Fin 2023, le budget de l'Opéra était en léger bénéfice. "Celui de 2024 tendra je l’espère vers l’équilibre et les budgets suivants doivent encore être retravaillés pour ne pas rompre cet équilibre extrêmement fragile", poursuit le directeur général de l'Opéra National de Bordeaux.

Des financements de la Métropole ?

Le syndicat des Artistes Musiciens de la Nouvelle-Aquitaine, seul syndicat représentant les musiciens de l'ONBA, a demandé un rendez-vous à la mairie de Bordeaux il y a trois semaines. "Nous n'avons eu aucune réponse", affirme Tristan Liehr. La mairie de Bordeaux n'a pas donné suite à notre demande d'interview sur le sujet. 

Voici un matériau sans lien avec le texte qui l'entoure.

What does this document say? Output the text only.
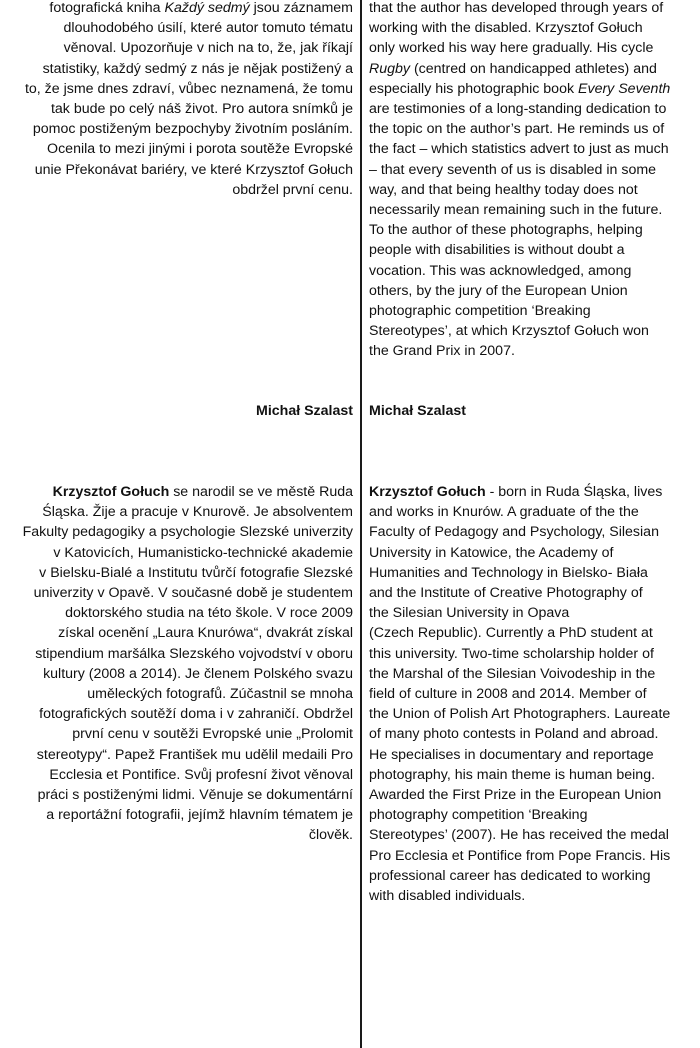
fotografická kniha Každý sedmý jsou záznamem
dlouhodobého úsilí, které autor tomuto tématu
věnoval. Upozorňuje v nich na to, že, jak říkají
statistiky, každý sedmý z nás je nějak postižený a
to, že jsme dnes zdraví, vůbec neznamená, že tomu
tak bude po celý náš život. Pro autora snímků je
pomoc postiženým bezpochyby životním posláním.
Ocenila to mezi jinými i porota soutěže Evropské
unie Překonávat bariéry, ve které Krzysztof Gołuch
obdržel první cenu.
Michał Szalast
Krzysztof Gołuch se narodil se ve městě Ruda
Śląska. Žije a pracuje v Knurově. Je absolventem
Fakulty pedagogiky a psychologie Slezské univerzity
v Katovicích, Humanisticko-technické akademie
v Bielsku-Bialé a Institutu tvůrčí fotografie Slezské
univerzity v Opavě. V současné době je studentem
doktorského studia na této škole. V roce 2009
získal ocenění „Laura Knurówa“, dvakrát získal
stipendium maršálka Slezského vojvodství v oboru
kultury (2008 a 2014). Je členem Polského svazu
uměleckých fotografů. Zúčastnil se mnoha
fotografických soutěží doma i v zahraničí. Obdržel
první cenu v soutěži Evropské unie „Prolomit
stereotypy“. Papež František mu udělil medaili Pro
Ecclesia et Pontifice. Svůj profesní život věnoval
práci s postiženými lidmi. Věnuje se dokumentární
a reportážní fotografii, jejímž hlavním tématem je
člověk.
that the author has developed through years of
working with the disabled. Krzysztof Gołuch
only worked his way here gradually. His cycle
Rugby (centred on handicapped athletes) and
especially his photographic book Every Seventh
are testimonies of a long-standing dedication to
the topic on the author’s part. He reminds us of
the fact – which statistics advert to just as much
– that every seventh of us is disabled in some
way, and that being healthy today does not
necessarily mean remaining such in the future.
To the author of these photographs, helping
people with disabilities is without doubt a
vocation. This was acknowledged, among
others, by the jury of the European Union
photographic competition ‘Breaking
Stereotypes’, at which Krzysztof Gołuch won
the Grand Prix in 2007.
Michał Szalast
Krzysztof Gołuch - born in Ruda Śląska, lives
and works in Knurów. A graduate of the the
Faculty of Pedagogy and Psychology, Silesian
University in Katowice, the Academy of
Humanities and Technology in Bielsko- Biała
and the Institute of Creative Photography of
the Silesian University in Opava
(Czech Republic). Currently a PhD student at
this university. Two-time scholarship holder of
the Marshal of the Silesian Voivodeship in the
field of culture in 2008 and 2014. Member of
the Union of Polish Art Photographers. Laureate
of many photo contests in Poland and abroad.
He specialises in documentary and reportage
photography, his main theme is human being.
Awarded the First Prize in the European Union
photography competition ‘Breaking
Stereotypes’ (2007). He has received the medal
Pro Ecclesia et Pontifice from Pope Francis. His
professional career has dedicated to working
with disabled individuals.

L'Opéra National de Bordeaux est en effet une régie personnalisée à caractère administratif depuis 2002. Mais depuis quelque temps certains élus, dont Pierre Hurmic, plaident pour un transfert de la Ville vers la Métropole, comme cela est déjà le cas dans de nombreuses villes de France. "Cela semble assez indispensable vu la taille de la métropole, juge le musicien. Un tiers du public vient de la métropole. Cela nous permettrait j'espère d'avoir plus de subventions. Mais après, reste à savoir où elles iront et si l'orchestre va en bénéficier".

Cette question de l’entrée au financement de la Métropole, "répond à un débat de nature plus politique sur lequel je n’ai pas vocation à m’exprimer", estime Emmanuel Hondré. "Ceci dit, j’appelle de mes vœux une possible entente sur le sujet, car notre opéra est le seul opéra national qui ne soit actuellement pas soutenu par sa métropole.

Il faut, pour y arriver, probablement s’entendre sur un projet, tout autant que sur un mode de financement ou de gouvernance.

Emmanuel Hondré

Directeur général de l'Opéra National de Bordeaux

Tract et prise de parole ce soir à l'auditorium

"Nous voulons un plan de recrutement pour retrouver l'effectif de 106 musiciens", explique Tristan, le violoniste. "En tant qu'orchestre national, si on ne joue plus de grands répertoires qui va les jouer ? Nous sommes le seul de toute la région. Donc c’est la disparition de tout un patrimoine". 

Pour sensibiliser le public la situation, les musiciens vont distribuer ce 20 juin  des tracts avant la représentation  la 7e symphonie de Mahler à l'Auditorium. Par ailleurs, un texte "signé par l'ensemble des musiciens", sera lu au public sur scène.